In August 2023, Sasol expressed that it would stop supplying gas to third parties at the end of June 2026 as a result of its depleting gas supply and would only be importing gas from the Pande and Temane fields for its own operations.

The Pande and Temane gas fields – operated by Sasol, is an unincorporated joint venture between Sasol, financial institution International Finance Corporation and Mozambican State oil company Companhia Moçambicana de Hidrocarbonetos – have an expected life of about 25 years and started production in 2004, with gas supply expected to start declining.

Therefore, third parties will need to look for alternatives gas supplies; however, he explains that there is currently no significant indigenous gas source in the region that can supplement declining supply for South African customers by mid-2026, when Sasol will cease supply to the third-party market.

While Sasol has made a gas discovery in the Bonito-1 exploration well, in Mozambique, which is not far from its existing fields, the discovery is in its early stages and would likely take between five to eight years before it is developed and able to supply gas, as opposed to being able to supply gas within the short 2026 timeframe, Sebake explains.

Further, despite various other gas discoveries in Mozambique, Sebake explains that these are still in the early stages of development, delayed by the instability in the Cabo Delgabo province and located too far away from the ROMPCO pipeline to be able to viably leverage the existing ROMPCO infrastructure.

Currently, ROMPCO has no intentions of extending the pipeline to the northern part of Mozambique where the discoveries were made, as doing so requires a significant and stable gas source, significant investment and a guaranteed customer base.

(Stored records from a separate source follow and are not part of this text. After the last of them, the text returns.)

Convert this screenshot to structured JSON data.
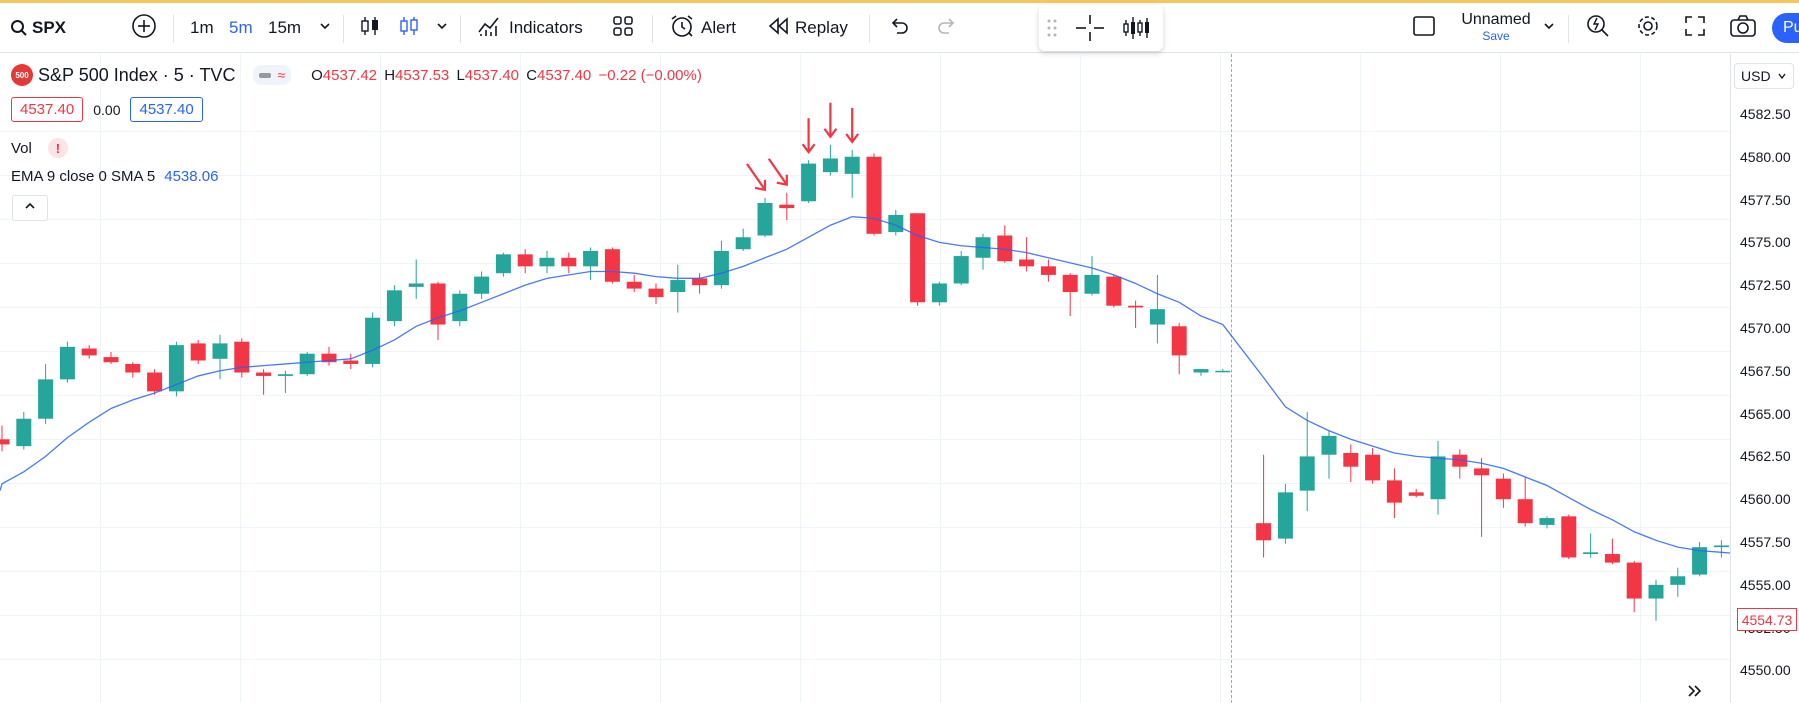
{
  "colors": {
    "bull": "#26a69a",
    "bear": "#f23645",
    "ema": "#2962ff",
    "arrow": "#f23645",
    "accent": "#2962ff"
  },
  "toolbar": {
    "symbol": "SPX",
    "intervals": [
      "1m",
      "5m",
      "15m"
    ],
    "active_interval": "5m",
    "indicators_label": "Indicators",
    "alert_label": "Alert",
    "replay_label": "Replay",
    "layout_name": "Unnamed",
    "save_label": "Save",
    "publish_label": "Pu"
  },
  "legend": {
    "logo_text": "500",
    "title": "S&P 500 Index · 5 · TVC",
    "ohlc": {
      "o_key": "O",
      "o_val": "4537.42",
      "h_key": "H",
      "h_val": "4537.53",
      "l_key": "L",
      "l_val": "4537.40",
      "c_key": "C",
      "c_val": "4537.40",
      "change": "−0.22 (−0.00%)"
    },
    "bid": "4537.40",
    "spread": "0.00",
    "ask": "4537.40",
    "vol_label": "Vol",
    "vol_warning": "!",
    "ema_label": "EMA 9 close 0 SMA 5",
    "ema_value": "4538.06"
  },
  "price_axis": {
    "currency": "USD",
    "last_price": "4554.73"
  },
  "chart_data": {
    "type": "candlestick",
    "ylim": [
      4548.1,
      4586.0
    ],
    "y_ticks": [
      "4582.50",
      "4580.00",
      "4577.50",
      "4575.00",
      "4572.50",
      "4570.00",
      "4567.50",
      "4565.00",
      "4562.50",
      "4560.00",
      "4557.50",
      "4555.00",
      "4552.50",
      "4550.00"
    ],
    "candles": [
      {
        "o": 4563.5,
        "h": 4564.3,
        "l": 4562.8,
        "c": 4563.2
      },
      {
        "o": 4563.1,
        "h": 4565.1,
        "l": 4562.9,
        "c": 4564.7
      },
      {
        "o": 4564.7,
        "h": 4567.9,
        "l": 4564.4,
        "c": 4567.0
      },
      {
        "o": 4567.0,
        "h": 4569.2,
        "l": 4566.8,
        "c": 4568.9
      },
      {
        "o": 4568.8,
        "h": 4569.0,
        "l": 4568.2,
        "c": 4568.4
      },
      {
        "o": 4568.3,
        "h": 4568.6,
        "l": 4567.9,
        "c": 4568.0
      },
      {
        "o": 4567.9,
        "h": 4568.0,
        "l": 4567.1,
        "c": 4567.4
      },
      {
        "o": 4567.4,
        "h": 4567.6,
        "l": 4566.1,
        "c": 4566.3
      },
      {
        "o": 4566.3,
        "h": 4569.2,
        "l": 4566.0,
        "c": 4569.0
      },
      {
        "o": 4569.1,
        "h": 4569.3,
        "l": 4567.9,
        "c": 4568.1
      },
      {
        "o": 4568.2,
        "h": 4569.6,
        "l": 4567.0,
        "c": 4569.1
      },
      {
        "o": 4569.2,
        "h": 4569.4,
        "l": 4567.1,
        "c": 4567.4
      },
      {
        "o": 4567.4,
        "h": 4567.6,
        "l": 4566.1,
        "c": 4567.2
      },
      {
        "o": 4567.2,
        "h": 4567.5,
        "l": 4566.2,
        "c": 4567.3
      },
      {
        "o": 4567.3,
        "h": 4568.6,
        "l": 4567.2,
        "c": 4568.5
      },
      {
        "o": 4568.5,
        "h": 4568.9,
        "l": 4567.8,
        "c": 4568.0
      },
      {
        "o": 4568.1,
        "h": 4568.5,
        "l": 4567.6,
        "c": 4567.9
      },
      {
        "o": 4567.9,
        "h": 4570.9,
        "l": 4567.7,
        "c": 4570.6
      },
      {
        "o": 4570.4,
        "h": 4572.5,
        "l": 4570.1,
        "c": 4572.2
      },
      {
        "o": 4572.4,
        "h": 4574.0,
        "l": 4571.7,
        "c": 4572.6
      },
      {
        "o": 4572.6,
        "h": 4572.7,
        "l": 4569.3,
        "c": 4570.2
      },
      {
        "o": 4570.4,
        "h": 4572.2,
        "l": 4570.1,
        "c": 4572.0
      },
      {
        "o": 4572.0,
        "h": 4573.3,
        "l": 4571.7,
        "c": 4573.0
      },
      {
        "o": 4573.2,
        "h": 4574.4,
        "l": 4573.0,
        "c": 4574.3
      },
      {
        "o": 4574.3,
        "h": 4574.6,
        "l": 4573.2,
        "c": 4573.6
      },
      {
        "o": 4573.6,
        "h": 4574.5,
        "l": 4573.2,
        "c": 4574.1
      },
      {
        "o": 4574.1,
        "h": 4574.4,
        "l": 4573.2,
        "c": 4573.6
      },
      {
        "o": 4573.6,
        "h": 4574.7,
        "l": 4572.8,
        "c": 4574.5
      },
      {
        "o": 4574.6,
        "h": 4574.7,
        "l": 4572.6,
        "c": 4572.7
      },
      {
        "o": 4572.7,
        "h": 4573.1,
        "l": 4572.1,
        "c": 4572.3
      },
      {
        "o": 4572.3,
        "h": 4572.6,
        "l": 4571.4,
        "c": 4571.8
      },
      {
        "o": 4572.1,
        "h": 4573.7,
        "l": 4570.9,
        "c": 4572.8
      },
      {
        "o": 4572.9,
        "h": 4573.2,
        "l": 4572.0,
        "c": 4572.5
      },
      {
        "o": 4572.5,
        "h": 4575.1,
        "l": 4572.3,
        "c": 4574.5
      },
      {
        "o": 4574.6,
        "h": 4575.8,
        "l": 4574.5,
        "c": 4575.3
      },
      {
        "o": 4575.4,
        "h": 4577.6,
        "l": 4575.3,
        "c": 4577.3
      },
      {
        "o": 4577.2,
        "h": 4577.9,
        "l": 4576.3,
        "c": 4577.0
      },
      {
        "o": 4577.4,
        "h": 4579.8,
        "l": 4577.3,
        "c": 4579.6
      },
      {
        "o": 4579.1,
        "h": 4580.7,
        "l": 4578.9,
        "c": 4579.9
      },
      {
        "o": 4579.0,
        "h": 4580.4,
        "l": 4577.6,
        "c": 4580.0
      },
      {
        "o": 4580.0,
        "h": 4580.2,
        "l": 4575.4,
        "c": 4575.5
      },
      {
        "o": 4575.6,
        "h": 4576.9,
        "l": 4575.4,
        "c": 4576.6
      },
      {
        "o": 4576.7,
        "h": 4576.7,
        "l": 4571.3,
        "c": 4571.5
      },
      {
        "o": 4571.5,
        "h": 4572.7,
        "l": 4571.3,
        "c": 4572.6
      },
      {
        "o": 4572.6,
        "h": 4574.5,
        "l": 4572.5,
        "c": 4574.2
      },
      {
        "o": 4574.1,
        "h": 4575.5,
        "l": 4573.4,
        "c": 4575.3
      },
      {
        "o": 4575.4,
        "h": 4576.0,
        "l": 4573.8,
        "c": 4573.9
      },
      {
        "o": 4574.0,
        "h": 4575.3,
        "l": 4573.3,
        "c": 4573.6
      },
      {
        "o": 4573.6,
        "h": 4574.0,
        "l": 4572.7,
        "c": 4573.1
      },
      {
        "o": 4573.1,
        "h": 4573.2,
        "l": 4570.7,
        "c": 4572.1
      },
      {
        "o": 4572.0,
        "h": 4574.2,
        "l": 4571.9,
        "c": 4573.1
      },
      {
        "o": 4573.0,
        "h": 4573.1,
        "l": 4571.2,
        "c": 4571.3
      },
      {
        "o": 4571.3,
        "h": 4571.6,
        "l": 4570.0,
        "c": 4571.2
      },
      {
        "o": 4570.2,
        "h": 4573.1,
        "l": 4569.1,
        "c": 4571.1
      },
      {
        "o": 4570.1,
        "h": 4570.3,
        "l": 4567.3,
        "c": 4568.4
      },
      {
        "o": 4567.4,
        "h": 4567.6,
        "l": 4567.2,
        "c": 4567.6
      },
      {
        "o": 4567.5,
        "h": 4567.6,
        "l": 4567.4,
        "c": 4567.5
      },
      {
        "o": 4558.6,
        "h": 4562.6,
        "l": 4556.6,
        "c": 4557.6
      },
      {
        "o": 4557.7,
        "h": 4560.9,
        "l": 4557.4,
        "c": 4560.4
      },
      {
        "o": 4560.5,
        "h": 4565.1,
        "l": 4559.3,
        "c": 4562.5
      },
      {
        "o": 4562.6,
        "h": 4564.0,
        "l": 4561.2,
        "c": 4563.7
      },
      {
        "o": 4562.7,
        "h": 4563.2,
        "l": 4561.0,
        "c": 4561.9
      },
      {
        "o": 4562.6,
        "h": 4563.0,
        "l": 4560.9,
        "c": 4561.1
      },
      {
        "o": 4561.1,
        "h": 4561.8,
        "l": 4558.9,
        "c": 4559.8
      },
      {
        "o": 4560.4,
        "h": 4560.6,
        "l": 4560.1,
        "c": 4560.2
      },
      {
        "o": 4560.0,
        "h": 4563.4,
        "l": 4559.1,
        "c": 4562.5
      },
      {
        "o": 4562.6,
        "h": 4562.9,
        "l": 4561.2,
        "c": 4561.9
      },
      {
        "o": 4561.8,
        "h": 4562.4,
        "l": 4557.8,
        "c": 4561.4
      },
      {
        "o": 4561.2,
        "h": 4561.5,
        "l": 4559.5,
        "c": 4560.0
      },
      {
        "o": 4560.0,
        "h": 4561.3,
        "l": 4558.4,
        "c": 4558.6
      },
      {
        "o": 4558.5,
        "h": 4559.0,
        "l": 4558.3,
        "c": 4558.9
      },
      {
        "o": 4559.0,
        "h": 4559.1,
        "l": 4556.5,
        "c": 4556.6
      },
      {
        "o": 4556.8,
        "h": 4558.0,
        "l": 4556.6,
        "c": 4556.9
      },
      {
        "o": 4556.8,
        "h": 4557.7,
        "l": 4556.2,
        "c": 4556.3
      },
      {
        "o": 4556.3,
        "h": 4556.4,
        "l": 4553.4,
        "c": 4554.2
      },
      {
        "o": 4554.2,
        "h": 4555.3,
        "l": 4552.9,
        "c": 4555.0
      },
      {
        "o": 4555.0,
        "h": 4556.0,
        "l": 4554.3,
        "c": 4555.5
      },
      {
        "o": 4555.6,
        "h": 4557.5,
        "l": 4555.5,
        "c": 4557.2
      },
      {
        "o": 4557.2,
        "h": 4557.6,
        "l": 4556.6,
        "c": 4557.3
      },
      {
        "o": 4557.4,
        "h": 4557.5,
        "l": 4554.7,
        "c": 4554.8
      }
    ],
    "ema": [
      4560.9,
      4561.6,
      4562.5,
      4563.6,
      4564.5,
      4565.3,
      4565.8,
      4566.2,
      4566.7,
      4567.2,
      4567.5,
      4567.7,
      4567.8,
      4567.9,
      4568.0,
      4568.1,
      4568.2,
      4568.7,
      4569.3,
      4570.1,
      4570.6,
      4571.0,
      4571.5,
      4572.0,
      4572.5,
      4572.9,
      4573.1,
      4573.3,
      4573.3,
      4573.2,
      4573.0,
      4572.9,
      4572.9,
      4573.2,
      4573.6,
      4574.1,
      4574.6,
      4575.3,
      4576.0,
      4576.5,
      4576.4,
      4576.0,
      4575.4,
      4575.0,
      4574.8,
      4574.7,
      4574.6,
      4574.4,
      4574.1,
      4573.8,
      4573.5,
      4573.1,
      4572.6,
      4572.0,
      4571.5,
      4570.7,
      4570.2,
      4567.1,
      4565.4,
      4564.6,
      4564.0,
      4563.5,
      4563.1,
      4562.7,
      4562.5,
      4562.4,
      4562.3,
      4562.1,
      4561.8,
      4561.3,
      4560.8,
      4560.1,
      4559.4,
      4558.8,
      4558.1,
      4557.6,
      4557.2,
      4557.0,
      4556.9,
      4556.8
    ],
    "arrows": [
      {
        "candle": 35,
        "style": "diagonal"
      },
      {
        "candle": 36,
        "style": "diagonal"
      },
      {
        "candle": 37,
        "style": "vertical"
      },
      {
        "candle": 38,
        "style": "vertical"
      },
      {
        "candle": 39,
        "style": "vertical"
      }
    ],
    "session_break_after_candle": 56
  }
}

He explains that ROMPCO would only consider potentially extending the pipeline if gas offtakers reach an agreement that warrants the extension of the pipeline and subsequently requests the company to enable transporting gas to its intended destination.

Timely Action Steps
Without a stable gas supply, businesses and industries that rely on gas will have to look at alternative energy sources while many gas- related businesses may be forced to close, either outcome of which would impact the over 70 000 people employed directly and indirectly in the gas industry.

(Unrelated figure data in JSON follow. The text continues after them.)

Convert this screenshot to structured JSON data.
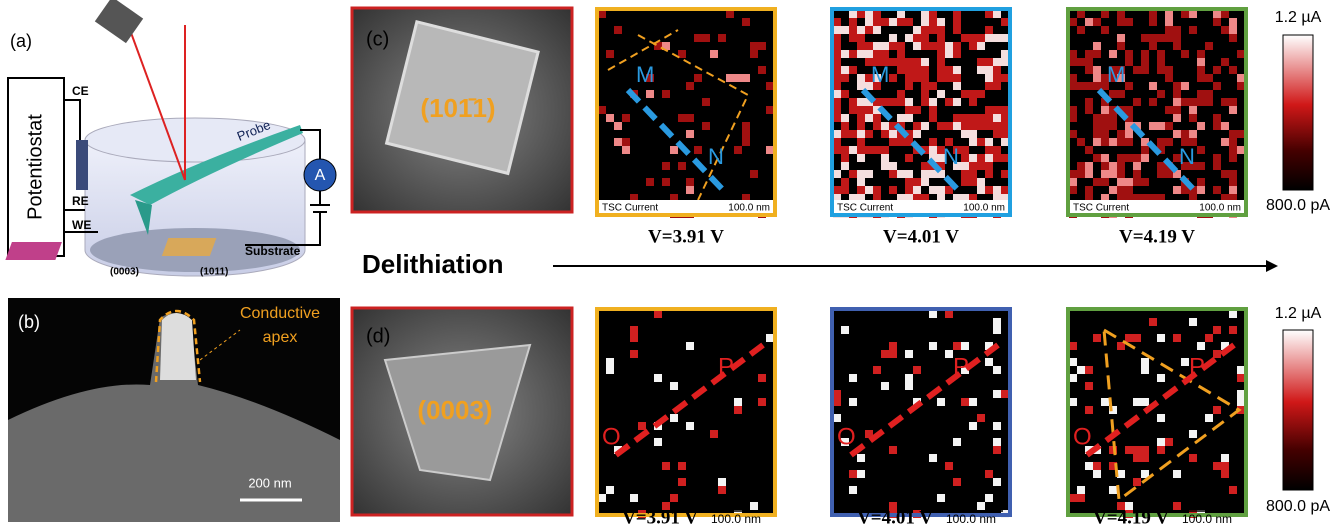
{
  "panel_a": {
    "label": "(a)",
    "potentiostat": "Potentiostat",
    "electrodes": [
      "CE",
      "RE",
      "WE"
    ],
    "probe": "Probe",
    "ammeter": "A",
    "substrate": "Substrate",
    "facets": [
      "(0003)",
      "(1011)"
    ]
  },
  "panel_b": {
    "label": "(b)",
    "annotation": [
      "Conductive",
      "apex"
    ],
    "scale_bar": "200 nm"
  },
  "panel_c": {
    "label": "(c)",
    "facet": "(101̄1)",
    "line_ends": [
      "M",
      "N"
    ],
    "maps": [
      {
        "channel": "TSC Current",
        "scale_bar": "100.0 nm",
        "voltage": "V=3.91 V"
      },
      {
        "channel": "TSC Current",
        "scale_bar": "100.0 nm",
        "voltage": "V=4.01 V"
      },
      {
        "channel": "TSC Current",
        "scale_bar": "100.0 nm",
        "voltage": "V=4.19 V"
      }
    ],
    "colorbar": [
      "1.2 µA",
      "800.0 pA"
    ]
  },
  "process": "Delithiation",
  "panel_d": {
    "label": "(d)",
    "facet": "(0003)",
    "line_ends": [
      "O",
      "P"
    ],
    "maps": [
      {
        "scale_bar": "100.0 nm",
        "voltage": "V=3.91 V"
      },
      {
        "scale_bar": "100.0 nm",
        "voltage": "V=4.01 V"
      },
      {
        "scale_bar": "100.0 nm",
        "voltage": "V=4.19 V"
      }
    ],
    "colorbar": [
      "1.2 µA",
      "800.0 pA"
    ]
  }
}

Sebake stresses that gas projects take a significant amount of time to develop; therefore, decisions in the gas industry need to be made in a timely manner.

“A lot of players in this industry have dragged their feet around making decisions, which is understandable given the amount of investment and long-term commitments they would have to make and I think it's partly the reason we find ourselves in this panic and also relying solely on one player to provide solutions,” he says.

He notes that Sasol notified the market that its supply was declining in 2018, thereby providing time for new gas suppliers to enter the market and discoveries to be made to offset the looming deficit.


The declining gas supply is expected to impact ROMPCO, Sebake acknowledges.

In particular, he explains that the decline in gas volume affects the pipeline’s ability to transport gas as the pipeline is designed and built for a specific volume of gas to be transported.

Sebake explains that the pipeline has operational thresholds, whereby if gas volumes fall below the threshold, the pipeline will not be able to transport gas efficiently owing to a lack of pressure.

Without sufficient gas volumes in the pipeline, the asset is at risk of becoming stranded.


Discussing alternatives, Sebake notes that LNG, which can be shipped into the country on LNG ships, presents an attractive alternative energy source.

However, he expresses concern that LNG might not be an affordable alternative as LNG is trading at high prices owing to international pricing dynamics and heightened global demand, particularly in Europe and Asia.